How to Use
TheCompound Interest Calculator is a tool for calculating investment returns on deposits and stocks. When investing, make good use of the compound interest calculator to predict future returns.
- Initial Principal : Enter the starting amount.
- Number of Interest Periods : Enter the number of investment periods. Compound interest will be calculated repeatedly based on the entered periods.
- Interest Rate : Enter the expected compound interest rate of return.
- Calculate : Output the result calculated using compound interest.
The Meaning of Compound Interest
Compound interest is a method of calculating interest on investment assets that adds the principal to the previous interest to calculate the next interest. Unlike simple interest investments, which generate the same interest each time, compound interest investments generate increasing amounts of interest over time. Therefore, compound interest investments grow in an geometric progression over time.

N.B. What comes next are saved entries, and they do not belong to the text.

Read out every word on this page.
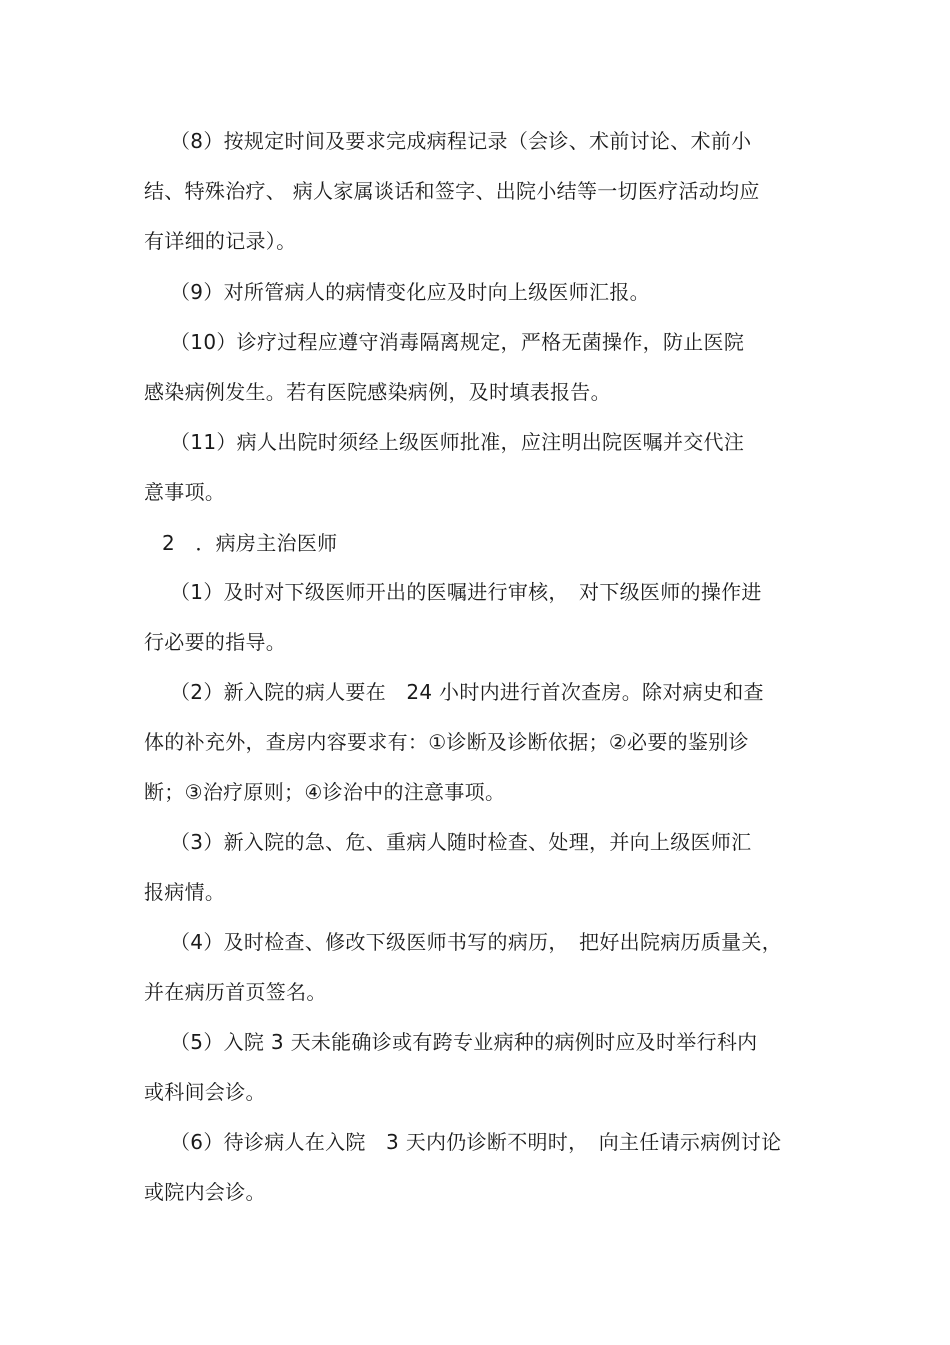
（8）按规定时间及要求完成病程记录（会诊、术前讨论、术前小
结、特殊治疗、 病人家属谈话和签字、出院小结等一切医疗活动均应
有详细的记录）。
（9）对所管病人的病情变化应及时向上级医师汇报。
（10）诊疗过程应遵守消毒隔离规定，严格无菌操作，防止医院
感染病例发生。若有医院感染病例，及时填表报告。
（11）病人出院时须经上级医师批准，应注明出院医嘱并交代注
意事项。
2　．病房主治医师
（1）及时对下级医师开出的医嘱进行审核，　对下级医师的操作进
行必要的指导。
（2）新入院的病人要在　24 小时内进行首次查房。除对病史和查
体的补充外，查房内容要求有：①诊断及诊断依据；②必要的鉴别诊
断；③治疗原则；④诊治中的注意事项。
（3）新入院的急、危、重病人随时检查、处理，并向上级医师汇
报病情。
（4）及时检查、修改下级医师书写的病历，　把好出院病历质量关，
并在病历首页签名。
（5）入院 3 天未能确诊或有跨专业病种的病例时应及时举行科内
或科间会诊。
（6）待诊病人在入院　3 天内仍诊断不明时，　向主任请示病例讨论
或院内会诊。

# | Capital | Earnings | Interest Rate | Total Amount |
---|---|---|---|---|
1 | 10000 | 1000 | 10% | 11000 |
2 | 11000 | 1100 | 21% | 12100 |
3 | 12100 | 1210 | 33.1% | 13310 |
Assuming an initial capital of 10000, increasing by 10% each year. Although the interest increases by 10% in the first year, it increases by 11% in the second year. Finally, the total amount in the third year is the principal plus 33.1% of 13310. In this case, the amount is 3.1p.p. higher than simple interest investment.
Compound Interest Formula
When investing with compound interest, you can use the following method to calculate the future value of your assets.
$$F = P(1+r)^n$$
- F : Future Value
- P : Present Value
- r : Interest Rate
- n : Number of Periods
This calculator uses the compound interest formula applied to this equation.
Rule of 72
The Rule of 72 is a method to roughly determine how long it takes for an asset to double in value without using a calculator.
$$t \approx 72/r$$
The calculation method is simply to divide 72 by the compound interest rate. For example, if the interest rate is 5%, the time it takes for the asset to double in value is 72/5 = 14.4 years, which is very close to the actual period of 14.207 years. This is a very useful method when you don't have a calculator. Mathematically, using 69.3 is more accurate than 72, so the 69 rule or 70 rule is also used. However, 72 can be divided by more non-negative integers, so the Rule of 72 is commonly used.
Application Method
Most investment assets can earn returns with compound interest. When investing in deposits or stocks, first use the compound interest calculator to calculate future returns, then plan for the future!